Page MenuHomePhabricator

Equivalent URLs are not canonicalized and deduplicated
Open, NormalPublic

Description

If I submit 'https://en.wikipedia.org/wiki/Main_Page' multiple times, I get the same shortened URL each time. Good. But if when I submitted 'https://en.wikipedia.org/wiki/Main_page' (lowercase 'p'), a novel short URL was generated. Since URL shortener is implemented as a MediaWiki extension, it seems like it would be trivial to canonicalize URLs prior to deduplication.

Event Timeline

ori created this task.Aug 10 2015, 5:39 PM
ori raised the priority of this task from to Normal.
ori updated the task description. (Show Details)
ori added subscribers: Ricordisamoa, tstarling, Prtksxna and 24 others.

"Main page" is a redirect to "Main Page" (https://en.wikipedia.org/wiki/Main_page?redirect=no) and I don't think we should be following redirects since they can change.

Change 231748 had a related patch set uploaded (by Legoktm):
[WIP] Attempt to canonicalize URLs before storing them

https://gerrit.wikimedia.org/r/231748

kaldari set Security to None.Aug 18 2015, 7:57 PM
kaldari removed a subscriber: kaldari.
Krinkle removed a subscriber: Krinkle.Dec 1 2015, 5:14 PM
Jorm removed a subscriber: Jorm.Dec 26 2015, 7:30 PM

I'm removing this as a deployment blocker because MediaWiki itself now redirects https://en.wikipedia.org/w/index.php?title=Main_Page to the canonical https://en.wikipedia.org/wiki/Main_Page form, meaning that a user would manually have to construct that URL to shorten it.

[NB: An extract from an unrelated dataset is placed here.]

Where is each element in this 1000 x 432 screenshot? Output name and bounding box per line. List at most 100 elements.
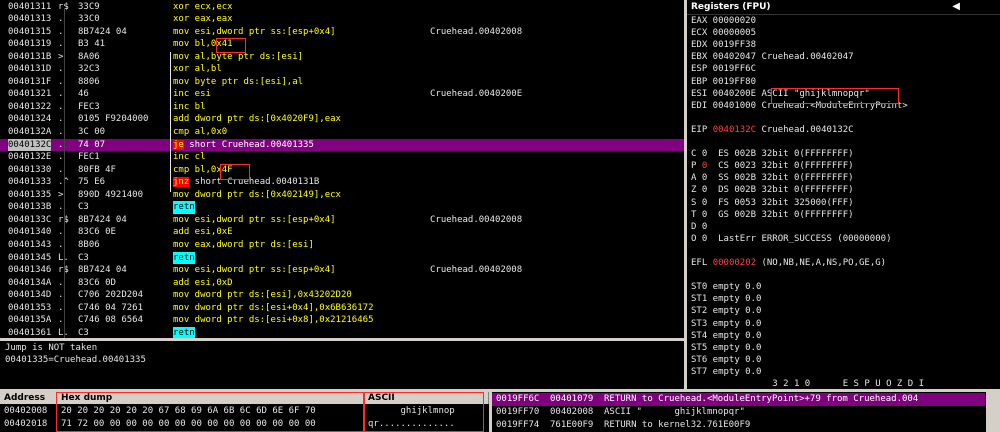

Restricted Application added a subscriber: TerraCodes. · View Herald TranscriptApr 19 2016, 9:19 PM

Change 231748 merged by jenkins-bot:
Attempt to canonicalize URLs before storing them

https://gerrit.wikimedia.org/r/231748

Jc86035 added a subscriber: Jc86035.EditedApr 13 2019, 6:03 PM

For the record, the information in T108602#2112942 no longer appears to be accurate, although the extension does now normalize such URLs as a result of the commit.

However, deduplicating in these cases might still be beneficial:

  • URL not followed by trailing slash (e.g. https://en.wikipedia.org/ and https://en.wikipedia.org; see T108565)
  • URL can be upgraded to HTTPS from HTTP
  • URL contains %20 (see T172976)

Deduplicating some of these could be somewhat useful, although the benefit might not be as justifiable for giving these priority:

  • URL is a special page which always redirects to another page on the same wiki, like Special:Diff/*
  • URL is a secure.wikimedia.org redirect

We should already be deduplicating HTTPS/HTTP.